This column argues that strengthening governance and/or adopting a trade-weighted reference rate is probably the fastest approach, but not necessarily sufficient for a resilient reference rate in the long run.
Authors: Vincent Brousseau (ECB), Alexandre Chailloux (IMF), Alain Durré (ECB)
The Libor scandal that emerged in May 2012 demands appropriate answers. This necessarily involves finding a successor which can be used in a reliable manner in all circumstances and thus not lead to controversy amid reduced market activity. With the benefit of hindsight, the recent crisis showed that the overnight index swap market continued to work, while banks continued to make secured short-term transactions. Therefore, the authors believe that a migration to the overnight index swap indices is possible. At the same time, establishing a more ambitious benchmark like the total cash pool index would be useful in order to have a precise view of banks’ funding costs.

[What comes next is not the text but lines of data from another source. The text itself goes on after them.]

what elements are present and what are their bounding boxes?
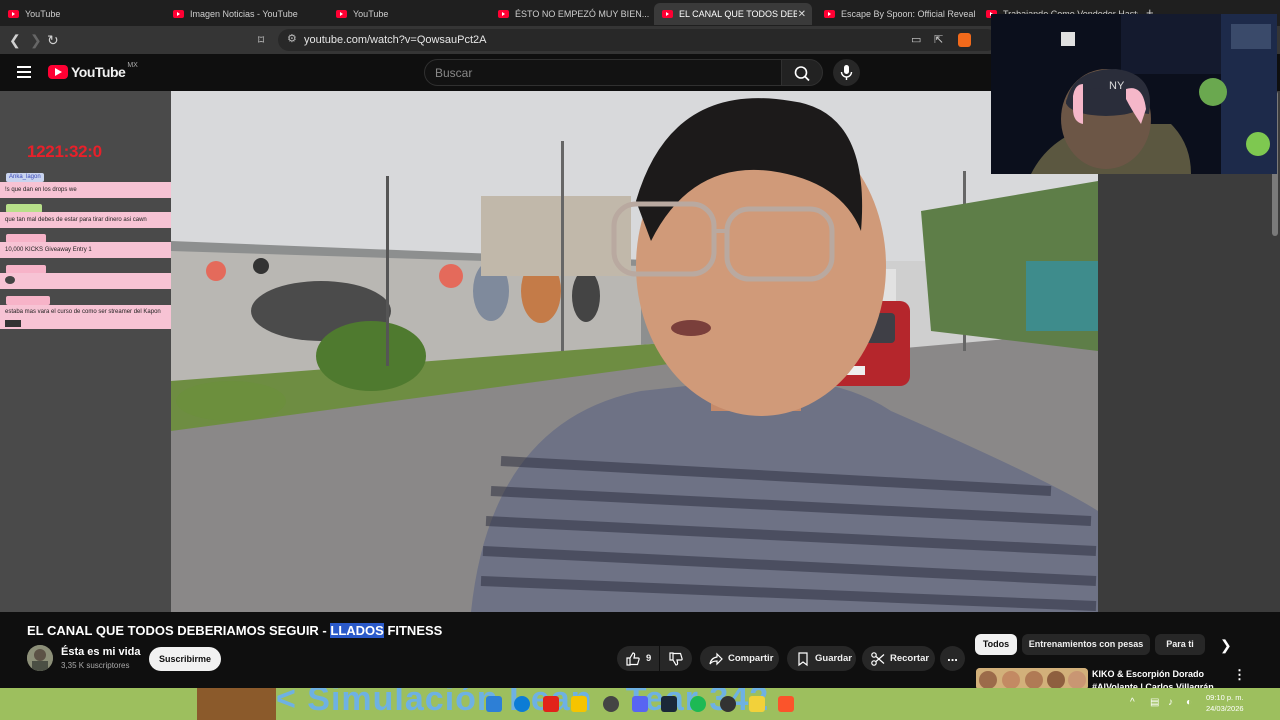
cast-icon[interactable]: ▭ <box>911 32 921 48</box>
forward-arrow-icon[interactable]: ❯ <box>30 32 42 48</box>
steam-icon[interactable] <box>661 696 677 712</box>
search-icon <box>794 66 810 82</box>
folder-icon[interactable] <box>571 696 587 712</box>
video-player[interactable] <box>171 91 1098 612</box>
channel-name[interactable]: Ésta es mi vida <box>61 646 141 658</box>
channel-avatar[interactable] <box>27 645 53 671</box>
subscribe-button[interactable]: Suscribirme <box>149 647 221 671</box>
chat-username-badge: Anka_lagon <box>6 173 44 182</box>
browser-tab[interactable]: Imagen Noticias - YouTube <box>165 3 325 25</box>
microphone-icon <box>840 65 853 80</box>
subscriber-count: 3,35 K suscriptores <box>61 661 130 670</box>
youtube-logo[interactable]: YouTube MX <box>48 62 138 80</box>
video-frame <box>171 91 1098 612</box>
chat-message: estaba mas vara el curso de como ser str… <box>0 305 194 329</box>
video-title: EL CANAL QUE TODOS DEBERIAMOS SEGUIR - L… <box>27 623 443 638</box>
thumbs-down-icon <box>669 651 683 666</box>
youtube-favicon-icon <box>498 10 509 18</box>
share-button[interactable]: Compartir <box>700 646 779 671</box>
bookmark-save-icon <box>798 651 808 666</box>
search-input[interactable] <box>435 65 765 81</box>
share-icon[interactable]: ⇱ <box>934 32 943 48</box>
discord-icon[interactable] <box>632 696 648 712</box>
tab-label: EL CANAL QUE TODOS DEBERIA <box>679 9 797 19</box>
save-button[interactable]: Guardar <box>787 646 856 671</box>
webcam-frame: NY <box>991 14 1277 174</box>
back-arrow-icon[interactable]: ❮ <box>9 32 21 48</box>
chip-for-you[interactable]: Para ti <box>1155 634 1205 655</box>
bookmark-icon[interactable]: ⌑ <box>258 32 264 48</box>
url-text: youtube.com/watch?v=QowsauPct2A <box>304 34 487 46</box>
like-button[interactable]: 9 <box>617 646 659 671</box>
browser-tab[interactable]: ÉSTO NO EMPEZÓ MUY BIEN... - You <box>490 3 650 25</box>
chat-message: que tan mal debes de estar para tirar di… <box>0 212 194 228</box>
search-button[interactable] <box>781 59 823 86</box>
chat-message <box>0 273 194 289</box>
thumbs-up-icon <box>626 651 640 666</box>
chevron-up-icon[interactable]: ^ <box>1130 697 1135 708</box>
thumbnail-image <box>976 668 1088 690</box>
voice-search-button[interactable] <box>833 59 860 86</box>
avatar-image <box>27 645 53 671</box>
recommendation-menu-icon[interactable]: ⋮ <box>1233 667 1246 683</box>
emote-icon <box>5 276 15 285</box>
clip-button[interactable]: Recortar <box>862 646 935 671</box>
app-icon[interactable] <box>543 696 559 712</box>
youtube-favicon-icon <box>824 10 835 18</box>
speaker-icon[interactable]: ◐ <box>1186 697 1192 708</box>
chat-message: 10,000 KICKS Giveaway Entry 1 <box>0 242 194 258</box>
chat-username: Anka_lagon <box>9 174 41 180</box>
tab-label: ÉSTO NO EMPEZÓ MUY BIEN... - You <box>515 9 650 19</box>
share-arrow-icon <box>709 652 723 665</box>
stream-overlay-panel: 1221:32:0 <box>0 91 171 612</box>
chat-message: !s que dan en los drops we <box>0 182 194 198</box>
search-box <box>424 59 782 86</box>
spotify-icon[interactable] <box>690 696 706 712</box>
app-icon[interactable] <box>749 696 765 712</box>
emote-icon <box>5 320 21 327</box>
chevron-right-icon[interactable]: ❯ <box>1220 637 1232 654</box>
svg-text:NY: NY <box>1109 80 1125 92</box>
browser-tab[interactable]: YouTube <box>328 3 488 25</box>
edge-icon[interactable] <box>514 696 530 712</box>
volume-icon[interactable]: ♪ <box>1168 697 1173 708</box>
browser-tab-active[interactable]: EL CANAL QUE TODOS DEBERIA✕ <box>654 3 812 25</box>
close-tab-icon[interactable]: ✕ <box>798 9 806 20</box>
streamer-webcam: NY <box>991 14 1277 174</box>
network-icon[interactable]: ▤ <box>1150 697 1159 708</box>
chip-weight-training[interactable]: Entrenamientos con pesas <box>1022 634 1150 655</box>
chat-username-badge <box>6 296 50 305</box>
youtube-favicon-icon <box>662 10 673 18</box>
recommendation-thumbnail[interactable] <box>976 668 1088 690</box>
browser-tab[interactable]: YouTube <box>0 3 160 25</box>
selected-text: LLADOS <box>330 623 384 638</box>
like-count: 9 <box>646 653 652 664</box>
hamburger-menu-icon[interactable] <box>17 66 31 81</box>
tab-label: Imagen Noticias - YouTube <box>190 9 298 19</box>
more-actions-button[interactable]: ... <box>940 646 965 671</box>
chip-all[interactable]: Todos <box>975 634 1017 655</box>
obs-icon[interactable] <box>603 696 619 712</box>
recommendation-title[interactable]: KIKO & Escorpión Dorado #AlVolante | Car… <box>1092 668 1220 690</box>
file-explorer-icon[interactable] <box>486 696 502 712</box>
youtube-favicon-icon <box>173 10 184 18</box>
youtube-favicon-icon <box>8 10 19 18</box>
tab-label: YouTube <box>353 9 389 19</box>
reload-icon[interactable]: ↻ <box>47 32 59 48</box>
browser-tab[interactable]: Escape By Spoon: Official Reveal Trai <box>816 3 976 25</box>
taskbar: < Simulación Lean - Tear 342 ^ ▤ ♪ ◐ 09:… <box>0 688 1280 720</box>
tab-label: YouTube <box>25 9 61 19</box>
brave-icon[interactable] <box>778 696 794 712</box>
scissors-icon <box>871 651 885 666</box>
site-settings-icon[interactable]: ⚙ <box>287 32 297 45</box>
address-bar[interactable]: ⚙ youtube.com/watch?v=QowsauPct2A <box>278 29 998 51</box>
system-clock[interactable]: 09:10 p. m. 24/03/2026 <box>1206 692 1244 714</box>
stream-timer: 1221:32:0 <box>27 142 102 161</box>
dislike-button[interactable] <box>660 646 692 671</box>
github-icon[interactable] <box>720 696 736 712</box>
tab-label: Escape By Spoon: Official Reveal Trai <box>841 9 976 19</box>
youtube-play-icon <box>48 65 68 79</box>
brave-shield-icon[interactable] <box>958 33 971 47</box>
youtube-favicon-icon <box>336 10 347 18</box>
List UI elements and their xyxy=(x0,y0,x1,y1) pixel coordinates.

Of course, the latter option – however desirable – could not be implemented overnight. But the legacy aspect of the debate should not undermine the chances of a successful and rapid transition towards an effective solution. This apparent difficulty must not prevent policymakers from addressing this possibility in an open manner to increase transparency in the financial industry. A serious discussion on the options at hand is more necessary than ever, but we should recognise that the success of the new candidate will also depend on its adoption (or not) by the financial industry.